Two, almost three years ago, you moved from your hometown in Brisbane, Australia, to London. What sparked that move?
It was a huge decision, but I always had a childhood dream to move to London when I finished school. And I’m the type of person who, if I set a goal for myself, I have to honour it and see it through otherwise I’ll feel very unsettled!
Moving from one place to another is not only a physical move, it’s psychological as well. You’re suddenly in a new place, where you don’t know anyone and that can be somewhat daunting, but also exhilaratingly free…
Totally, I knew no one and had never lived in such a big city before. But the thrill of being young and unattached is so infectious. I think it’s important to live like that when you’re young, at least for a little while. You end up learning a whole lot about yourself and your ambitions!
This journey also meant you cut ties with your past self: your music and even your name changed. Talk us through those changes.
I learnt a lot about myself when I moved away from my hometown’s familiarity. I let those changes take over and take me where they wanted to. For starters, I learnt that I’m a far more positive person now than I ever used to be.
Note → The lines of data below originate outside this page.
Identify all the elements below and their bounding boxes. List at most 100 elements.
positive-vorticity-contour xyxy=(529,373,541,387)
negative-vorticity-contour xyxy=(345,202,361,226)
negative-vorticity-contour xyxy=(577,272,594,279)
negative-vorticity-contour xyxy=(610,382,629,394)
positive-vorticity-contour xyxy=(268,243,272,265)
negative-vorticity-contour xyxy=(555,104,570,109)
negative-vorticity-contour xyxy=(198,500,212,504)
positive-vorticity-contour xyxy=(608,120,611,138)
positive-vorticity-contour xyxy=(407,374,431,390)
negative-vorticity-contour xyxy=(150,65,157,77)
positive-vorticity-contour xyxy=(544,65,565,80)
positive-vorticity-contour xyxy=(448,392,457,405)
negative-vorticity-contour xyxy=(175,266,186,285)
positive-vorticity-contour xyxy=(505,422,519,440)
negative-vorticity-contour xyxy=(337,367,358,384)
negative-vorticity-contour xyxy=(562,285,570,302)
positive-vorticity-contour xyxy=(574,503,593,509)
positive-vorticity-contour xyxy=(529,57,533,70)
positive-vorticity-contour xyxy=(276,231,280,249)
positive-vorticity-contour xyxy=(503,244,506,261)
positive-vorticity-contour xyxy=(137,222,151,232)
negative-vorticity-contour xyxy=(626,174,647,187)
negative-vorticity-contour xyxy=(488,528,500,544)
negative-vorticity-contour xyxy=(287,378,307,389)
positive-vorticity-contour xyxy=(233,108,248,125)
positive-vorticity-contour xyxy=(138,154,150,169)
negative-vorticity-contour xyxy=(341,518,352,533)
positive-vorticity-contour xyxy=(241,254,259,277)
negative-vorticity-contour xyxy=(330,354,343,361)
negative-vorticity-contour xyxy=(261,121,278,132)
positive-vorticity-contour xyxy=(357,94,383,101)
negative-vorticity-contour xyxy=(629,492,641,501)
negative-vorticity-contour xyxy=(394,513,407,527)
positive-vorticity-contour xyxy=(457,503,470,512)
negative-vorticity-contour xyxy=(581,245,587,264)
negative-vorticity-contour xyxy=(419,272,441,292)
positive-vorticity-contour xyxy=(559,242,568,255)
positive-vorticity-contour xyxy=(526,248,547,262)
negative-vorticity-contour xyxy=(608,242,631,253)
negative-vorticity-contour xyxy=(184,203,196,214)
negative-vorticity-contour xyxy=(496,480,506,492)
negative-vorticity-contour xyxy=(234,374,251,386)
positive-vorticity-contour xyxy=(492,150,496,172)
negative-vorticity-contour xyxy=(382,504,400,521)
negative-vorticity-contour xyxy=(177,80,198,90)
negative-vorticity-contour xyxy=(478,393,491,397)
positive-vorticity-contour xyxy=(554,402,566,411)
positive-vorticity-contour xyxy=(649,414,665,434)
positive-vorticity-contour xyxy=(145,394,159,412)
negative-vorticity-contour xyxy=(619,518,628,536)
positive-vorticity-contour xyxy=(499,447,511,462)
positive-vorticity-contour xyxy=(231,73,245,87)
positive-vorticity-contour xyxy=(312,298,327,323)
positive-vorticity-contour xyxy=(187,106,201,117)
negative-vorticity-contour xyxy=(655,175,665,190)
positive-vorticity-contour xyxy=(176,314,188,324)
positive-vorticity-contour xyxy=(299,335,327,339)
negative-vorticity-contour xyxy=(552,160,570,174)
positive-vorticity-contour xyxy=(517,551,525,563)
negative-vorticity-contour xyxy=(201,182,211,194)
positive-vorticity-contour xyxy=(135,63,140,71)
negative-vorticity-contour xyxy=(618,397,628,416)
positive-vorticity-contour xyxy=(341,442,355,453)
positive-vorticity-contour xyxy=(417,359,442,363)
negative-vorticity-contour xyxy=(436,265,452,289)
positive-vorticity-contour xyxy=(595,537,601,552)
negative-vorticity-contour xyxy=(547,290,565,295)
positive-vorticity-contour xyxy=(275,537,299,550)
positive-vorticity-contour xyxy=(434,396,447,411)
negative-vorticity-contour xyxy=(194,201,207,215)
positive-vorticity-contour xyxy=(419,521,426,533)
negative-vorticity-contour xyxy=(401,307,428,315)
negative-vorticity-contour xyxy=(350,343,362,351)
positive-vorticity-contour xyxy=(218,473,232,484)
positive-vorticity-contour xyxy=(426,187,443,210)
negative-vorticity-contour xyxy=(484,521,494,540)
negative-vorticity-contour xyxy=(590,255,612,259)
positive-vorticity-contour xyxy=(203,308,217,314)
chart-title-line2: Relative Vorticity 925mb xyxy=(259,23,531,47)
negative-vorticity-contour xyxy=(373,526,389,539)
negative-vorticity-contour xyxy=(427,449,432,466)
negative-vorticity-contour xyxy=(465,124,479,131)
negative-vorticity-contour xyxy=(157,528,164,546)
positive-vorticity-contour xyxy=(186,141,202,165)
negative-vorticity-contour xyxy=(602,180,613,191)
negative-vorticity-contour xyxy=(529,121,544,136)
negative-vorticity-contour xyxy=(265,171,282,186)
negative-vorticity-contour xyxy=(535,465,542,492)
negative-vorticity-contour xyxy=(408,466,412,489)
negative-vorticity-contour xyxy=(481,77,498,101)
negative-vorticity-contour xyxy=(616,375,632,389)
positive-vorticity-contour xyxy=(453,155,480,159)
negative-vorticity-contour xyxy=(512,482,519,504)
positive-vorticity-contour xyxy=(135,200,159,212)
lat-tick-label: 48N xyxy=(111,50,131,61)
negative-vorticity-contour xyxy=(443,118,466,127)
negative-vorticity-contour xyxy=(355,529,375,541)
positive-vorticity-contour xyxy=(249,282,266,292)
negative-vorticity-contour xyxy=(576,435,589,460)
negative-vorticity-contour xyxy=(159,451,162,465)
That really reflects in the new music I’ve been making. I also had a desire to become as unfiltered and as real as possible, and that started with using my actual name.
As an artist and as a person, if you had to define yourself nowadays what would you say?
Free spirited, stubborn, a diehard romantic, a book nerd, and prone to random bursts of dance…
It’s interesting that to find oneself, we normally have to escape the place where we grew up. How do you perceive this?
Totally agree! Because our hometowns are filled with things that have influenced us our whole life, our families and friends, the weather, the attitudes of the community, even the cultural diversity (or lack thereof), the minute we step away from all of those things… it’s like a puppet having all its strings cut, free to move in any direction.